Chunking

Design document for the Code Embeddings Pipeline’s Chunking component

Overview

When code files are indexed for Semantic Code Search, they are split into smaller chunks before embedding. This is a critical component that affects both search quality and performance, driven by the following factors:

  • Embedding Model Limits - Embedding models have maximum token limits (for example, 2048 tokens)
  • Search Relevance - Smaller chunks provide more precise search results
  • Vector Store Efficiency - Storing many small vectors is more efficient than storing few large vectors
  • Memory Management - Processing large files in chunks avoids memory overload

Chunk Strategy and Chunk Size

Chunk strategy is the algorithm used to determine how to split the code content (for example, by bytes, by semantic boundaries). Chunk size refers to the maximum size of each chunk.

  • By Bytes
    • Split code into fixed-size byte chunks without considering code structure or semantics.
    • The chunk size refers to the maximum number of bytes per chunk
  • By PreBERT tokenization
    • Split code using semantic boundaries optimized for BERT-based embedding models, respecting code structure.
    • The chunk size refers to the maximum number of tokens per chunk

Chunking implementation and flow

Chunking is implemented in the GitLab Code Parser, a Rust application that exposes a Go library through FFI (Foreign Function Interface).

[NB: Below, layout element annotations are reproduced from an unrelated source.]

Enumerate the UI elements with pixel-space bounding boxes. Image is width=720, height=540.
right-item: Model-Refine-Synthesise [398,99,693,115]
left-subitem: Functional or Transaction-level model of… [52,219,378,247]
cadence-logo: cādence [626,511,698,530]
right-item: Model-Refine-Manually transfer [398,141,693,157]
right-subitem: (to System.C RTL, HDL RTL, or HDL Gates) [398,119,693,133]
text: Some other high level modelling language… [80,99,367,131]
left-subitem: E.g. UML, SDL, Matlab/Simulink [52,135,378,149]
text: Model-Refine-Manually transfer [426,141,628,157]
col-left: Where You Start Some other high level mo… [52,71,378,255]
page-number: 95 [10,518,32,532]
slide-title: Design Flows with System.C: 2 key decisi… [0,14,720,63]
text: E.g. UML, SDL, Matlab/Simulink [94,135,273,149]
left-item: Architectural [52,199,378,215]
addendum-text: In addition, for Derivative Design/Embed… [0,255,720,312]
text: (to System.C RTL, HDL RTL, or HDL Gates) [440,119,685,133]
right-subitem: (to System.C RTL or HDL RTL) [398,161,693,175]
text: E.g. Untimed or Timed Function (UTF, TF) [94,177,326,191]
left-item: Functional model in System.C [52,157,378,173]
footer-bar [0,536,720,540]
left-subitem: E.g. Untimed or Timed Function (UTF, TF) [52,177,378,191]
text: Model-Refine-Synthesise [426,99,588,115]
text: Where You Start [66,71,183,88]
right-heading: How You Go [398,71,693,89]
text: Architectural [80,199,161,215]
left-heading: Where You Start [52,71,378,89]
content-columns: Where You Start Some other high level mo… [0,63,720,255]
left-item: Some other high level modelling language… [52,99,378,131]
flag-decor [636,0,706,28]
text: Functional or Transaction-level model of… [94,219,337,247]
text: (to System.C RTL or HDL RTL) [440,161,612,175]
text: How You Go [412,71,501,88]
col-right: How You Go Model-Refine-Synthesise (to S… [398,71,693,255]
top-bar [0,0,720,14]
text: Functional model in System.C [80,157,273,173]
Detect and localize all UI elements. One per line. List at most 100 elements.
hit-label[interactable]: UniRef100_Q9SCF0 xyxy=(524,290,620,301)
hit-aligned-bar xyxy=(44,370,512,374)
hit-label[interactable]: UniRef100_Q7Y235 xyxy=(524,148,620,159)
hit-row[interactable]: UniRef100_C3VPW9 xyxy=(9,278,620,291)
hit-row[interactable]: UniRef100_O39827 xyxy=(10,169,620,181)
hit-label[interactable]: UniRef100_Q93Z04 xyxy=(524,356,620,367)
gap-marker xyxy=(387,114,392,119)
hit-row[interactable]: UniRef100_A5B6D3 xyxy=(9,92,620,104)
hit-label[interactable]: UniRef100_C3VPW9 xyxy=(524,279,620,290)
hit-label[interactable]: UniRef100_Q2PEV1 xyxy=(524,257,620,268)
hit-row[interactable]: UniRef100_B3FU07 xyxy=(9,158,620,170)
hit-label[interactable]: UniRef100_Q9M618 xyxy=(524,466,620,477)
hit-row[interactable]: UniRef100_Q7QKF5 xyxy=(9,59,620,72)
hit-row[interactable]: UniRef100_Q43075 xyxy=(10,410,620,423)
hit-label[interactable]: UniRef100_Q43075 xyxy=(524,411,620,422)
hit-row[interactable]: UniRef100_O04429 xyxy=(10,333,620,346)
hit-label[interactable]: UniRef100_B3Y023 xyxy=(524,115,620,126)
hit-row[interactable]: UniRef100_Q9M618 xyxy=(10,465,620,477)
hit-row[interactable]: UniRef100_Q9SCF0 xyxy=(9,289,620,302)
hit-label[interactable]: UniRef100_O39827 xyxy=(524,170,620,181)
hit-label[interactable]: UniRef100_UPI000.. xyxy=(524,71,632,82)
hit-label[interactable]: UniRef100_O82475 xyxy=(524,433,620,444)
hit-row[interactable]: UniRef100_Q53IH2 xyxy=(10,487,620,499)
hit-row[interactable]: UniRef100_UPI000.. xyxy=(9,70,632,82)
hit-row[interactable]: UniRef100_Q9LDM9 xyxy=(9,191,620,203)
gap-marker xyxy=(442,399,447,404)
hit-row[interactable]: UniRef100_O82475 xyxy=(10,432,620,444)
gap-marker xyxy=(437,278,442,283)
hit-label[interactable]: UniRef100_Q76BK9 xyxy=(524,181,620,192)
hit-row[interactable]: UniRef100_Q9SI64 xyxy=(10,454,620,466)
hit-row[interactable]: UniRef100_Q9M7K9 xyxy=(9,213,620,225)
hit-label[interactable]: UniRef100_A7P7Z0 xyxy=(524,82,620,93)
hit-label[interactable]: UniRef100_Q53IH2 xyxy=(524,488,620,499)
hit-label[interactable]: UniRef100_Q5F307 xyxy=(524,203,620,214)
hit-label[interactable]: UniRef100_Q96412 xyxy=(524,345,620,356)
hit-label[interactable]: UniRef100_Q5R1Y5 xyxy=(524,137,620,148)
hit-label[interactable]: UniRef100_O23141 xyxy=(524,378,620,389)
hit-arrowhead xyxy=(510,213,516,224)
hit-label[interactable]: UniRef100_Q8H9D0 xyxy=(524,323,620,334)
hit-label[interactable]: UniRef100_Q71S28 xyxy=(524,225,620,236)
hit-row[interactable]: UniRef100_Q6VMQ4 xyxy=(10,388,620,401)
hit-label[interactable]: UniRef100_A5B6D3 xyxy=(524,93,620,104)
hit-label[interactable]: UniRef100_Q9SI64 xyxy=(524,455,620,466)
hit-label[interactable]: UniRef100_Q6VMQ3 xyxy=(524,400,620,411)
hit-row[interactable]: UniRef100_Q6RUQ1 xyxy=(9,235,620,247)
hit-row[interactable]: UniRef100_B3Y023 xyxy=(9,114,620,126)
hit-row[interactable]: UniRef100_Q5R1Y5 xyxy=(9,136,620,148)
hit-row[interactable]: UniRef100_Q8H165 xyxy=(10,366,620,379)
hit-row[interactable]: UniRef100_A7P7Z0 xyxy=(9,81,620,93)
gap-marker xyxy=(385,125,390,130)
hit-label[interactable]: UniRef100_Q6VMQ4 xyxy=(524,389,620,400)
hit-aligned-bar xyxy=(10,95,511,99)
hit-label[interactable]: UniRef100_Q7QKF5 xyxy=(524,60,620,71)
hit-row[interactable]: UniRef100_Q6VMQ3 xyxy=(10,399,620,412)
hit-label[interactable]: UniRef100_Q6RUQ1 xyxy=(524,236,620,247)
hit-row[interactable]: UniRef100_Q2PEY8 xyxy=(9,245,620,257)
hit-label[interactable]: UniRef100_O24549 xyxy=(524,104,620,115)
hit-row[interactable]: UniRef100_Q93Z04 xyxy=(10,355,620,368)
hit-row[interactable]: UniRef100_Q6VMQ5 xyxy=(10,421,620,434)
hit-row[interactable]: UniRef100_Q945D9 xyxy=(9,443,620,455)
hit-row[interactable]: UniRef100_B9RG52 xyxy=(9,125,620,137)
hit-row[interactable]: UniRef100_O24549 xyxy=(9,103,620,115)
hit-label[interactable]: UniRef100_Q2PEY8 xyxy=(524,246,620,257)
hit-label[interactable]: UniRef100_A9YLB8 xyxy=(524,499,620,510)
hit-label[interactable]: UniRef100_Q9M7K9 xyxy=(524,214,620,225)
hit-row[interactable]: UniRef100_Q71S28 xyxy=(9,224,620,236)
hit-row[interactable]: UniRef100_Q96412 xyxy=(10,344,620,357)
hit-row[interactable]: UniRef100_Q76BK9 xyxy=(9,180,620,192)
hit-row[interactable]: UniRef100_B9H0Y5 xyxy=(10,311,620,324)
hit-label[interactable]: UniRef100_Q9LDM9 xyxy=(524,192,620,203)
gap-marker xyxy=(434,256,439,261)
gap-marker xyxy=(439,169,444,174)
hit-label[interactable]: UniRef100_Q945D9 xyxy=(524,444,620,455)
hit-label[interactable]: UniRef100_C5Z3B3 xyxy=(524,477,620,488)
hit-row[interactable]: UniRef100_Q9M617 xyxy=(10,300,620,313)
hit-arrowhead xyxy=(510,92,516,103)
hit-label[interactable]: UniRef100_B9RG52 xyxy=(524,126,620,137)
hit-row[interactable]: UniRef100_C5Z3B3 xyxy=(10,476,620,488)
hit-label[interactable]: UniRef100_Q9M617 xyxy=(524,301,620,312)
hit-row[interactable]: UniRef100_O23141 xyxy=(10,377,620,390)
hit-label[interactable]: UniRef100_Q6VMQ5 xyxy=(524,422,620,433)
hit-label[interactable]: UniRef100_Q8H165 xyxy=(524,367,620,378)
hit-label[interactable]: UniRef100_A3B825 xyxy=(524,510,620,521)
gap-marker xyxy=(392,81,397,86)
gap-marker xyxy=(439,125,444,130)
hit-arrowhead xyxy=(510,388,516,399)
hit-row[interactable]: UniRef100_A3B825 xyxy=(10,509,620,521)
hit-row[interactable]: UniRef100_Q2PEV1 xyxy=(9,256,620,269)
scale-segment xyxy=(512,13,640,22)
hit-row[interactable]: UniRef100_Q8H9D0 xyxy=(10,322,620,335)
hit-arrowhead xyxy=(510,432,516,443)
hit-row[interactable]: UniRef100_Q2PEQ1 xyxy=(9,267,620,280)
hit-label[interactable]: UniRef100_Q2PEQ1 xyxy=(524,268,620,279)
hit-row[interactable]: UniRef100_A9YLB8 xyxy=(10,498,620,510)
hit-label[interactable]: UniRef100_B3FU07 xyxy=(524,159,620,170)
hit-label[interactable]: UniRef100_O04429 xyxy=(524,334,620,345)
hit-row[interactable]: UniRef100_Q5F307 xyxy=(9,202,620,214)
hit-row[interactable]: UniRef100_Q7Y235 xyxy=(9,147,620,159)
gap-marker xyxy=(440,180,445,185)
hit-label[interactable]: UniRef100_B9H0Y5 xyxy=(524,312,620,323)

The GitLab Elasticsearch Indexer uses the Code Parser library to chunk code content, accepting the parameters chunk_strategy and chunk_strategy_size.

On Rails, the Ai::ActiveContext::Code::Indexer passes the configured chunk strategy parameters when invoking the GitLab Elasticsearch Indexer.

Illustration

flowchart LR
  RailsCodeIndexer("Ai::ActiveContext::Code::Indexer")
  ElasticsearchIndexer("GitLab Elasticsearch Indexer")
  Gitaly("Gitaly")
  CodeParser("GitLab Code Parser Go Library")
  VectorStore("Vector Store")

  subgraph Rails
    RailsCodeIndexer
  end

  RailsCodeIndexer -- 1. invokes elasticsearch indexer with configured chunk strategy params --> ElasticsearchIndexer

  ElasticsearchIndexer -- 2. fetches changed files --> Gitaly
  ElasticsearchIndexer -- 3. chunks files with Code Parser passing the given chunk strategy params --> CodeParser
  ElasticsearchIndexer -- 4. stores chunked content --> VectorStore
  ElasticsearchIndexer -- 5. streams IDs of the chunked content --> RailsCodeIndexer

Configuration

The chunking strategy configuration is persisted in the Ai::ActiveContext::Collection record options, for example:

Ai::ActiveContext::Collections::Code.collection_record.options
=> {"chunk_strategy"=>'code_pre_bert', "chunk_strategy_size"=>256}

This can be specified when setting the embedding model for the first time.

If the chunking strategy was never configured, it falls back to the default values of chunk_strategy='code_bytes' and chunk_strategy_size=1000.

Limitations

The chunking strategy cannot be changed after the first time the embedding model is set, as changing it would require a full re-indexing of all content.

Future Enhancement

Support for changing chunking strategy with automatic re-indexing.